Dejé Río hace 3 semanas y aún debo transcribir su último post. Hoy estoy a dos horas de aterrizar en Chicago, en otro de esos vuelos largos, a descubrir mundo, que te dejan el soma algo entumecido después de tantas horas en cabina.
El patearse el mundo es una suerte, no niego, pero como todo, tiene esos rebordes amargos, y el principal es la soledad. Por muy autónomo que sea uno, las 24 horas consigo mismo días seguidos no es algo muy llevadero a largo plazo. El ser ermitaño itinerante, con mi mochila de timidez, es una vida atractiva a todas luces, pero doliente cuando se pagan los focos. No me veo en una vida ad itinerans, que podría practicar a día de hoy sin impedimento, pero que queda reservado como una huída hacia adelante si mis proyectos de estabilidad no marchasen.

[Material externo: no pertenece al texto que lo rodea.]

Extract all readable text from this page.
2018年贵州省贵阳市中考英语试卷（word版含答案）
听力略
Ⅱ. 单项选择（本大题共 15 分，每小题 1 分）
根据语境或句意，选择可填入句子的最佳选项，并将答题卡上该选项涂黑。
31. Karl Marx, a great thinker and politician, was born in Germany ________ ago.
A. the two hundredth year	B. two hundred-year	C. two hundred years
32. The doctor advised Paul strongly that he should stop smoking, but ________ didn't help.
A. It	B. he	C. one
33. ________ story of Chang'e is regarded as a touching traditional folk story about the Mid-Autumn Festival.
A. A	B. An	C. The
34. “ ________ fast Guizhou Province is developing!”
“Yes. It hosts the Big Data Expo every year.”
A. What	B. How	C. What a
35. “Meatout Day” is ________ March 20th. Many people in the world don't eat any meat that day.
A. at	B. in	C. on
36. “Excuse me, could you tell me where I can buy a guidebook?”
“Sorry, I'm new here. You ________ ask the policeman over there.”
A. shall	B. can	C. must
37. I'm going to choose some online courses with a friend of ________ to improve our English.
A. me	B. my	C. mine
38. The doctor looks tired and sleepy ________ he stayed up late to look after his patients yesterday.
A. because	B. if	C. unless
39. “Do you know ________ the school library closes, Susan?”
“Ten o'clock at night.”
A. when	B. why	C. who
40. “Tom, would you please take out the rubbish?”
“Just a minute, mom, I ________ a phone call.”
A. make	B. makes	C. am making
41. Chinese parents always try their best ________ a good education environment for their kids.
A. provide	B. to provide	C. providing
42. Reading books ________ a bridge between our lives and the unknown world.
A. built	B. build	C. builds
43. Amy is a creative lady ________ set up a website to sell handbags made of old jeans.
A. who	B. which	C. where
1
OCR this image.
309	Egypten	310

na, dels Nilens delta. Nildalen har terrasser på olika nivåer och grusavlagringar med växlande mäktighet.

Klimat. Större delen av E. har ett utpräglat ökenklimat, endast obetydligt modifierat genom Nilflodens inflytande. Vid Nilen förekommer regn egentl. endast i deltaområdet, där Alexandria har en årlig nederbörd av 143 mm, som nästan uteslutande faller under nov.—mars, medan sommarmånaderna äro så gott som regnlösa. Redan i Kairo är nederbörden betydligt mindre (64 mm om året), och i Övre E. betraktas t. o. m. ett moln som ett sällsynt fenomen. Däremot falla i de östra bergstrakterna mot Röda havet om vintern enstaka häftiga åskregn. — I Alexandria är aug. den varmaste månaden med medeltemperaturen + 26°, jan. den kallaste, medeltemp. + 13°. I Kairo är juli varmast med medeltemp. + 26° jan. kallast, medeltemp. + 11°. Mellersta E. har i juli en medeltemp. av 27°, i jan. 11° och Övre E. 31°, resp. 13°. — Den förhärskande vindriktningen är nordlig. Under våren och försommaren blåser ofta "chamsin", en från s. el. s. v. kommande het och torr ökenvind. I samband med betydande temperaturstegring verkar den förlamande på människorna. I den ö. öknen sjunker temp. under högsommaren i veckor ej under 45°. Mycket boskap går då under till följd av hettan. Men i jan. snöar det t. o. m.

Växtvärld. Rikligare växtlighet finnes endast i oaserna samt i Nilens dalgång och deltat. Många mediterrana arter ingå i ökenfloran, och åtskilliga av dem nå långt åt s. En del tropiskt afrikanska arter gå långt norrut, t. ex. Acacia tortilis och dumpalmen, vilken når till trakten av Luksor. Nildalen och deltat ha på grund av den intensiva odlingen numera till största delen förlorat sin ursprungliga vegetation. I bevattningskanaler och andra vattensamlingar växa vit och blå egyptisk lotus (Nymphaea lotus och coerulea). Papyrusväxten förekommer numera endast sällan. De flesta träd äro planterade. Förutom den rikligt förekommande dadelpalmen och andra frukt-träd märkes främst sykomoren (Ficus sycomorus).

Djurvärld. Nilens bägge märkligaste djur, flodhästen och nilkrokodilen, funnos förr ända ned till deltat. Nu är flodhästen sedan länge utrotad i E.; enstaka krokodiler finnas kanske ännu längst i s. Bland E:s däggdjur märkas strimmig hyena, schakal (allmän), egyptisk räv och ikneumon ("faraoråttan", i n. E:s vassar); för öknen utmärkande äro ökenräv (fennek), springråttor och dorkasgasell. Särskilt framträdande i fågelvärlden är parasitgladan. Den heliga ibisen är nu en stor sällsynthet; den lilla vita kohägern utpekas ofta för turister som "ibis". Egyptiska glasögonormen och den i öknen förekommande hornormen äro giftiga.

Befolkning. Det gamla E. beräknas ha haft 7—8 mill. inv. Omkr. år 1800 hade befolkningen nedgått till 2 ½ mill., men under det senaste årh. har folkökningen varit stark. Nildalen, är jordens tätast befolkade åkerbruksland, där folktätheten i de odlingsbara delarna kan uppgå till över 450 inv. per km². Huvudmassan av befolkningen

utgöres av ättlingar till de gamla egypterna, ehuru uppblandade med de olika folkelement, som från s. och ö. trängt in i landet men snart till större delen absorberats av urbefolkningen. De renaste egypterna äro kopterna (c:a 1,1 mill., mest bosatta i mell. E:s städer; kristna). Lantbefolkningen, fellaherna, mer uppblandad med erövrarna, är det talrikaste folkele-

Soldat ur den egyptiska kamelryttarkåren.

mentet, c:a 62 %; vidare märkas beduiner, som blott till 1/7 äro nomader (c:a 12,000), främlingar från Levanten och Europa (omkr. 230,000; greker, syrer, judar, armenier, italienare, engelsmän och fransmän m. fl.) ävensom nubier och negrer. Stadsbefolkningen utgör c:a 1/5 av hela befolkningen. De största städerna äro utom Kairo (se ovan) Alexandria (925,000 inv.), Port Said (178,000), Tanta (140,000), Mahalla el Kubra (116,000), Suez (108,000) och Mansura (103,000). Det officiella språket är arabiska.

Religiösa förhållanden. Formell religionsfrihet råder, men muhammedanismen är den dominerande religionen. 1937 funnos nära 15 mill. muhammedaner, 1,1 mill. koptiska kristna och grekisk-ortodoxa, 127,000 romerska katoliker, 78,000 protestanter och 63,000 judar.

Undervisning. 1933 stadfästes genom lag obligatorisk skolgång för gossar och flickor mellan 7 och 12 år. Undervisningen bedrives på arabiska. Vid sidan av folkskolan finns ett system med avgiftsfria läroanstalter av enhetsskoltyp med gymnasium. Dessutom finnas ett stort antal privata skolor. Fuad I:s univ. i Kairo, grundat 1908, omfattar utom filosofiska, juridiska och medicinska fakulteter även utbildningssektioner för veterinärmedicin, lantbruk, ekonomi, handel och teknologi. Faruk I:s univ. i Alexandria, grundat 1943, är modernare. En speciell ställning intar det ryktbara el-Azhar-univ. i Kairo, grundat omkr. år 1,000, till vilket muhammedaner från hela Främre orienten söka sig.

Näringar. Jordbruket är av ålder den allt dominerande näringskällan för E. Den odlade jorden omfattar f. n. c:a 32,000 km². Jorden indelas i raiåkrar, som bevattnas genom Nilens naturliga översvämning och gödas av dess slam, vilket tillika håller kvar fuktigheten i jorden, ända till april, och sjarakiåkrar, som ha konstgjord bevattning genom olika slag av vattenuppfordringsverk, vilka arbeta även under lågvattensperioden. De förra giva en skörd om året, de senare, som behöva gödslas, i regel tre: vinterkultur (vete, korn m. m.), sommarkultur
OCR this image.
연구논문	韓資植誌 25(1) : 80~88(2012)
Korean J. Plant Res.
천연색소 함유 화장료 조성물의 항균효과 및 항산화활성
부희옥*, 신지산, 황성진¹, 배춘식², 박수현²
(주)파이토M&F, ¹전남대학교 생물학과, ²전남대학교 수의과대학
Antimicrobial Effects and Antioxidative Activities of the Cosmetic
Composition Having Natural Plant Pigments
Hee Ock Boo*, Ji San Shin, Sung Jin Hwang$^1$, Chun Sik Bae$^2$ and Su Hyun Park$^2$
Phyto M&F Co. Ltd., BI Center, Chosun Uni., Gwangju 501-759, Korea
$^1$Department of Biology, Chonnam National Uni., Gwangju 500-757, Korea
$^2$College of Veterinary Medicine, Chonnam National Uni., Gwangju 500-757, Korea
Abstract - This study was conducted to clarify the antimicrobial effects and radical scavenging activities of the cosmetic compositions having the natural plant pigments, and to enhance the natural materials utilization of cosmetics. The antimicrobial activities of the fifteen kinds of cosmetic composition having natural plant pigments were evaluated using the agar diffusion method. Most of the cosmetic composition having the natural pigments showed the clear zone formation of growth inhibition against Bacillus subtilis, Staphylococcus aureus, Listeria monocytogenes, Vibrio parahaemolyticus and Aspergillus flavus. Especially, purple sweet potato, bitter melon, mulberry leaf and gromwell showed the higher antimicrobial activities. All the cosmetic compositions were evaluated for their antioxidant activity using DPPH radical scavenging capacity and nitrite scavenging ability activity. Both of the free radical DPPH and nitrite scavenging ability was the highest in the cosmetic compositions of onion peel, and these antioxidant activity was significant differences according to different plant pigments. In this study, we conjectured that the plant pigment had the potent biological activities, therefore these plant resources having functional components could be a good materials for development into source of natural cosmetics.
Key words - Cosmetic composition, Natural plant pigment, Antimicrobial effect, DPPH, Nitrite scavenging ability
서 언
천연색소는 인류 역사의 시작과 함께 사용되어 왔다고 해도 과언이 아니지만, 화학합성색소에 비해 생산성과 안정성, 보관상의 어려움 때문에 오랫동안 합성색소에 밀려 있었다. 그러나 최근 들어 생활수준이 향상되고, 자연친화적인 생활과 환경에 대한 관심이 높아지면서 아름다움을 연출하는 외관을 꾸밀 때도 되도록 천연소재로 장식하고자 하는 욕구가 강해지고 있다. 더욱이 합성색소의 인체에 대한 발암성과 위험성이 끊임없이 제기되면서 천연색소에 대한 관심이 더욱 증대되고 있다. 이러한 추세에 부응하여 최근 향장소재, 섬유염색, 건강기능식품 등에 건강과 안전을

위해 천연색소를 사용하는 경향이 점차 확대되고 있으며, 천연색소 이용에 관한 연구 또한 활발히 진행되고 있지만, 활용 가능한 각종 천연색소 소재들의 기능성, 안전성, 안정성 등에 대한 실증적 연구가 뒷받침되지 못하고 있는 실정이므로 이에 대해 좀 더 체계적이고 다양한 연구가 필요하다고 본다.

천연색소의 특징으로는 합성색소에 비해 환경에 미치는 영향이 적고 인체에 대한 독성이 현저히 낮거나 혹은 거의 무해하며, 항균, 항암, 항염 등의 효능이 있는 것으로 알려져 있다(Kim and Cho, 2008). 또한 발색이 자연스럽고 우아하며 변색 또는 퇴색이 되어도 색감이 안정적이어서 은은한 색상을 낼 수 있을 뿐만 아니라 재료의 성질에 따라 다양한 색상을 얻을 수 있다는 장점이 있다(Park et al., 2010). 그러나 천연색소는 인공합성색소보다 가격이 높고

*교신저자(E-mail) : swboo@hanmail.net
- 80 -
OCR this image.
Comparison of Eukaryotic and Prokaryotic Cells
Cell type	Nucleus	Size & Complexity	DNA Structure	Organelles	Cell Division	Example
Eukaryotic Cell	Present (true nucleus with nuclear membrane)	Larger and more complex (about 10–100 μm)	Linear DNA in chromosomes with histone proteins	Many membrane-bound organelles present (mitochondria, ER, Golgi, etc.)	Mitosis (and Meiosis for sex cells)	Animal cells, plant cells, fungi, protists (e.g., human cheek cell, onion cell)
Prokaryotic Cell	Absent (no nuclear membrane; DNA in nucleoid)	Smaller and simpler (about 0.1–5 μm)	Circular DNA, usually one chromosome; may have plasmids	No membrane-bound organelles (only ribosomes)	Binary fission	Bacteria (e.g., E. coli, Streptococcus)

Se puede viajar 200 años, de isla en isla polinésica o de pueblo en pueblo de la Mancha o la Toscana , el mundo no se acaba nunca, pero 50 años de soledad, de prisión más o menos habitual en uno mismo, es duro de cojones.
Llevo el alma cansada al Medio Oeste, estoy enfrascado en consolidar una tienda en pleno centro de Barcelona, que se quede allí 10, 20 años; y ahora sólo la estamos plantando. Vuelvo a ser un especimen activo, que llena sus matas de tiempo de quehaceres, tras muchos años de tiempo gruyère.
Y con mis tintes obsesivos, me paso. Hay demasiadas jornadas laborables dobles, cierto insomnio, saturación, y descarga en quien pasa por ahí.
Pero hay que dejarse mecer estos días por Chicago. Sin planes, sin prisas, vivir en la ciudad estos seis días, y observar, curiosear, saborear. Mimetizarse como se pueda en un residente más de La Salle Street o Michigan Avenue.